QUESTIONS À CONSIDÉRER
  1. Quelles conditions peuvent provoquer des lésions osseuses sclérotiques diffuses?

  2. Quel est le diagnostic le plus probable pour cette fille?

  3. Comment expliquez-vous lécart entre lactivité CK-MB mesurée par la méthode dimmuno-inhibition et les résultats de lélectrophorèse des isoenzymes CK?

DISCUSSION

Los est un tissu dynamique qui subit un renouvellement ou un remodelage continu. Il se compose de cellules osseuses spécialisées, dune matrice de tissu conjonctif minéralisé et non minéralisé et despaces comprenant la cavité médullaire, les canaux vasculaires, les canalicules et les lacunes qui contiennent des ostéocytes. Les 2 principaux types de cellules osseuses sont les ostéoblastes et les ostéoclastes (1).

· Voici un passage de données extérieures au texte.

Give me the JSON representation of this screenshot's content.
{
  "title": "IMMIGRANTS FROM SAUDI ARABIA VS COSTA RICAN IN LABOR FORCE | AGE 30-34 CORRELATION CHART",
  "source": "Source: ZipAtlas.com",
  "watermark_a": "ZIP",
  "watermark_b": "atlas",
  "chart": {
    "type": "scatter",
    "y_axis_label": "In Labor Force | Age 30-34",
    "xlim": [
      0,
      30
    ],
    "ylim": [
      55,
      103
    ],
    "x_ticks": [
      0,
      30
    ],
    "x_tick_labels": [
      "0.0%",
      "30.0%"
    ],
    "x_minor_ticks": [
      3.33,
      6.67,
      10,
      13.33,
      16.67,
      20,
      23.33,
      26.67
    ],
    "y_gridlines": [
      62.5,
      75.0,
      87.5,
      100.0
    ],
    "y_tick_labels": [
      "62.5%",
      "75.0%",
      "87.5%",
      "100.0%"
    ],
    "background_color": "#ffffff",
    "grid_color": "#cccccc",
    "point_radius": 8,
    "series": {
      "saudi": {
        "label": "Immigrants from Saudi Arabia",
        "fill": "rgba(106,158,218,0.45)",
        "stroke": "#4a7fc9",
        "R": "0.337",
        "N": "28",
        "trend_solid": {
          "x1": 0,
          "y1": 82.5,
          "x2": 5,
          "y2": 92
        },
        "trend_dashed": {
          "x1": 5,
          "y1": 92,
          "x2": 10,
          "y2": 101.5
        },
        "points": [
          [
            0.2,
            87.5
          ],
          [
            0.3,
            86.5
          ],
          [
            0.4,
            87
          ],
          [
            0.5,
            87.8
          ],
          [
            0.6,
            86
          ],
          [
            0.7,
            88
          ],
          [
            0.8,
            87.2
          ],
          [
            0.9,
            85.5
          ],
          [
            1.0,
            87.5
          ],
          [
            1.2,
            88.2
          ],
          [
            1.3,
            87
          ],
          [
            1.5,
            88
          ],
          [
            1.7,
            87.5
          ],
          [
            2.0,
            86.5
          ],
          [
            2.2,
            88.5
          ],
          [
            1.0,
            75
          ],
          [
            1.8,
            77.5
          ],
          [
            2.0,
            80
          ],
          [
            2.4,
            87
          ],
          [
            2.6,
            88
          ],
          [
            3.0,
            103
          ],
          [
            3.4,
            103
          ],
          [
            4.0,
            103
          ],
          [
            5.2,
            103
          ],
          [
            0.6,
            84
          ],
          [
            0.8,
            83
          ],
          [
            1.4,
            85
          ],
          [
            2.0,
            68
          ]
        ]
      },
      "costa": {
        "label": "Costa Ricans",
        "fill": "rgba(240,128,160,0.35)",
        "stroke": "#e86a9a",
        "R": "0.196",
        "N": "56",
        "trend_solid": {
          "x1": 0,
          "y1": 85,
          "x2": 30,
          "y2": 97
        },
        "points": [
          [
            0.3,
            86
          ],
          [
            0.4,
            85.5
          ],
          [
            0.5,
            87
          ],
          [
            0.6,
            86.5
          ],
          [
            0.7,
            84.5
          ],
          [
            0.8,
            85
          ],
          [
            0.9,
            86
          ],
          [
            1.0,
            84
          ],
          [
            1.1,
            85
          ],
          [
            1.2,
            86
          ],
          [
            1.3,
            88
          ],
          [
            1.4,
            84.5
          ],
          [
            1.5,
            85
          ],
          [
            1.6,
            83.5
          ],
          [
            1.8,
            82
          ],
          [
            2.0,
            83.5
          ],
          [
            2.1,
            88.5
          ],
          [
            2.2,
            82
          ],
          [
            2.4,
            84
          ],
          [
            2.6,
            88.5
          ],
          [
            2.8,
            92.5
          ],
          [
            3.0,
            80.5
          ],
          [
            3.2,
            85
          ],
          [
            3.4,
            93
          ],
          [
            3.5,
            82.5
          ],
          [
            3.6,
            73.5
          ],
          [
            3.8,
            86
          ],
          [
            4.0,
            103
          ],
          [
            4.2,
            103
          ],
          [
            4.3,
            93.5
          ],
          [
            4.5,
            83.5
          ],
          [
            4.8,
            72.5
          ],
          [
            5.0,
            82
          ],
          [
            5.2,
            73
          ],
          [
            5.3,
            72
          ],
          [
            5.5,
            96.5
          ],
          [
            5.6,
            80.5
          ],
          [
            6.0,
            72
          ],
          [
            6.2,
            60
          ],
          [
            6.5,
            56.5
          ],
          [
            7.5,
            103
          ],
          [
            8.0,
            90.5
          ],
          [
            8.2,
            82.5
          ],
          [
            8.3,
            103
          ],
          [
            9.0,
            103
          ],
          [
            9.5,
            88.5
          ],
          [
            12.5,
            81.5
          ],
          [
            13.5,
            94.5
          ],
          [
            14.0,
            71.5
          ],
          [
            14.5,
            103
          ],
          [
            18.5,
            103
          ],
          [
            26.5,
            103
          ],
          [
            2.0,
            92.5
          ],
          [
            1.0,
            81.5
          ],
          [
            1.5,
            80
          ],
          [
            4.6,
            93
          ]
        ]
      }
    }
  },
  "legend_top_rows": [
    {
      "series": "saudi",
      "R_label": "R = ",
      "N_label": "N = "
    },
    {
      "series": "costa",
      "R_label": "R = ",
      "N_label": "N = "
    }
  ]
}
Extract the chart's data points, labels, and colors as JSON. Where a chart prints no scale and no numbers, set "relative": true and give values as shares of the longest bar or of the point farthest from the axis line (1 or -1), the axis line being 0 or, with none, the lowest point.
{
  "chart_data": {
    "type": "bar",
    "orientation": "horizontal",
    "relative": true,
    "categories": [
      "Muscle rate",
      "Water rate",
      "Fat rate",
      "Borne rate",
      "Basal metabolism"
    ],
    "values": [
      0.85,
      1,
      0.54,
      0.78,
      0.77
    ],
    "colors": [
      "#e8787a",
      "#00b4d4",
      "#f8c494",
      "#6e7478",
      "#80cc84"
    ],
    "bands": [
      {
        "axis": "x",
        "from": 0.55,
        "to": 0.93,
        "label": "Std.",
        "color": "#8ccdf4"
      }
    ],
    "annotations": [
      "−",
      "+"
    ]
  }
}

Les ostéoblastes proviennent de cellules souches mésenchymateuses multipotentes et sont responsables de la formation osseuse. Les ostéoclastes sont des cellules multinucléées dérivées des précurseurs mononucléaires de la lignée myéloïde des cellules hématopoïétiques. Lactivateur du récepteur du ligand du facteur nucléaire κ B (RANKL) et le facteur de stimulation des colonies de macrophages (M-CSF) sont essentiels pour le développement, la fonction et la survie des ostéoclastes (1). Les ostéoclastes entièrement différenciés dissolvent le minéral osseux et dégradent la matrice osseuse par acidification et digestion protéolytique (1, 2). La densité osseuse dépend de la fonction relative des ostéoblastes et des ostéoclastes (1–3). Des taux élevés ou faibles de remodelage avec un déséquilibre entre la résorption et la formation peuvent être associés à une diminution ou à une augmentation de la masse osseuse.

CAUSES DE LÉSIONS SCLÉROTIQUES DIFFUSEES

Déséquilibre du remodelage dû à léchec du le processus de résorption peut entraîner des os denses (sclérotiques). Plusieurs causes de lésions osseuses sclérotiques diffuses ont été rapportées. Celles-ci incluent les conditions hématologiques (drépanocytose), les tumeurs malignes (leucémie, maladies myéloprolifératives, métastases osseuses), les intoxications chimiques (fluorure, plomb) et les affections congénitales (ostéopétrose, pycnodysostose) (4).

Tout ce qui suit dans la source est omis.